As mentioned previously, adverse reactions and abuse liability can limit the usefulness of available pharmacotherapies.[6-8] Centanafadine seemed to be well tolerated in both studies. There were a small number of treatment-related AEs of special interest. Incidence of decreased appetite and insomnia, which have been reported for amphetamine and atomoxetine therapies, remained low in both studies of centanafadine.[31,33] The occurrences of abuse potential–related TEAEs were low. Although dizziness was the most commonly reported abuse potential–related TEAE, occurrences were nonspecific. Dizziness was included as an abuse potential–related TEAE per agreement with the Food and Drug Administration, but it is not typically considered a reinforcing symptom that might lead to abuse.

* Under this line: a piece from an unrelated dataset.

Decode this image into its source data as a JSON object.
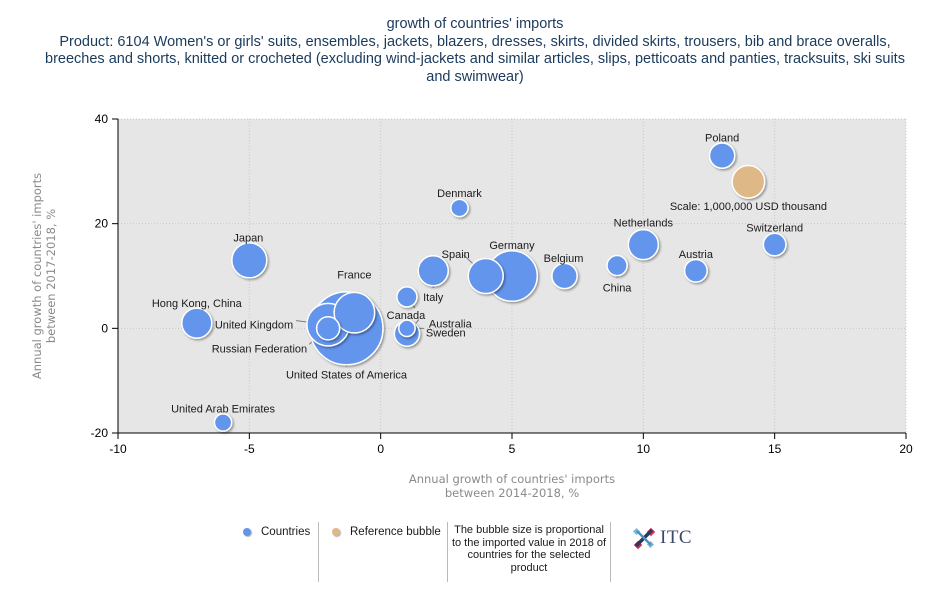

Notably, no events of euphoric mood were reported during either study. One incidence of illicit drug use (illicit use of anabolic steroids and testosterone) reported by 1 subject in the centanafadine 400 mg/d group was categorized as not likely to be associated with abuse/misuse of centanafadine. A phase 1 exploratory human abuse liability study using an IR formulation of centanafadine (NCT02144415) demonstrated that centanafadine may have less abuse potential than stimulants commonly prescribed for ADHD. The centanafadine IR formulation, like other triple reuptake inhibitors (eg, tesofensine, NS-2359) and bupropion, was initially aversive and believed to be unlikely to be abused by known stimulant users.[38-40] The findings in these phase 3 trials are consistent with results from the abuse liability study and the phase 2B study and suggest that centanafadine at doses as high as 400 mg/d may have less abuse liability than lisdexamfetamine or d-amphetamine.[10]

During phase 2 studies in patients with ADHD, there were no centanafadine dose-dependent treatment increases in blood pressure, heart rate, or orthostatic blood pressure.[10] Average changes in blood pressure and heart rate were minimal and asymptomatic; however, hypertension, tachycardia, and orthostasis have occurred in previous phases 1 and 2 studies (Otsuka data on file). Both of these phase 3 studies suggest a low cardiovascular risk in subjects treated with centanafadine. Hypertension was reported for one subject in the 400 mg/d dose group, and hypotension was reported for one subject in the centanafadine 200 mg/d dose group and one subject in the 400 mg/d dose group. Only one incidence apiece of tachycardia and orthostasis by vital sign criteria was reported. Most of these abnormalities were transient in nature.

Study Limitations

This study was limited by lack of an active control to provide a direct head-to-head comparison with other available therapies. As with any clinical trial that is reliant on select inclusion criteria, the subject population in these trials may not reflect the entire population of adults with ADHD with respect to incidence of comorbidities, symptom severity, treatment history, and so on. For example, the exclusion of adults with certain comorbidities might limit the generalizability of these data to real-world clinical practice. Although gender balance was achieved across both trials, non-White racial and ethnic representation was slightly lower than national averages. This limits the interpretation of these results, and broad conclusions regarding the entire population of ADHD patients cannot be drawn. Finally, the single-blind placebo run-in may have contributed to a lower treatment difference overall.

CONCLUSION

By inhibiting norepinephrine, dopamine, and serotonin reuptake transporters, centanafadine has a unique mechanism of action that affects 3 major neurotransmitter systems involved in behavioral and mood disorders. For adults with ADHD in these 2 phase 3 randomized controlled trials, centanafadine has demonstrated efficacy in relieving symptoms in as little as 1 week. The relatively quick onset of efficacy should make centanafadine a valuable nonstimulant tool for the treatment of ADHD. Centanafadine has been shown to be safe and well tolerated, with a limited abuse potential across the clinical trial program, including in these 2 phase 3 randomized controlled trials. Future studies should determine the long-term safety profile of centanafadine and define the efficacy profile of centanafadine as compared with other available therapies in ADHD.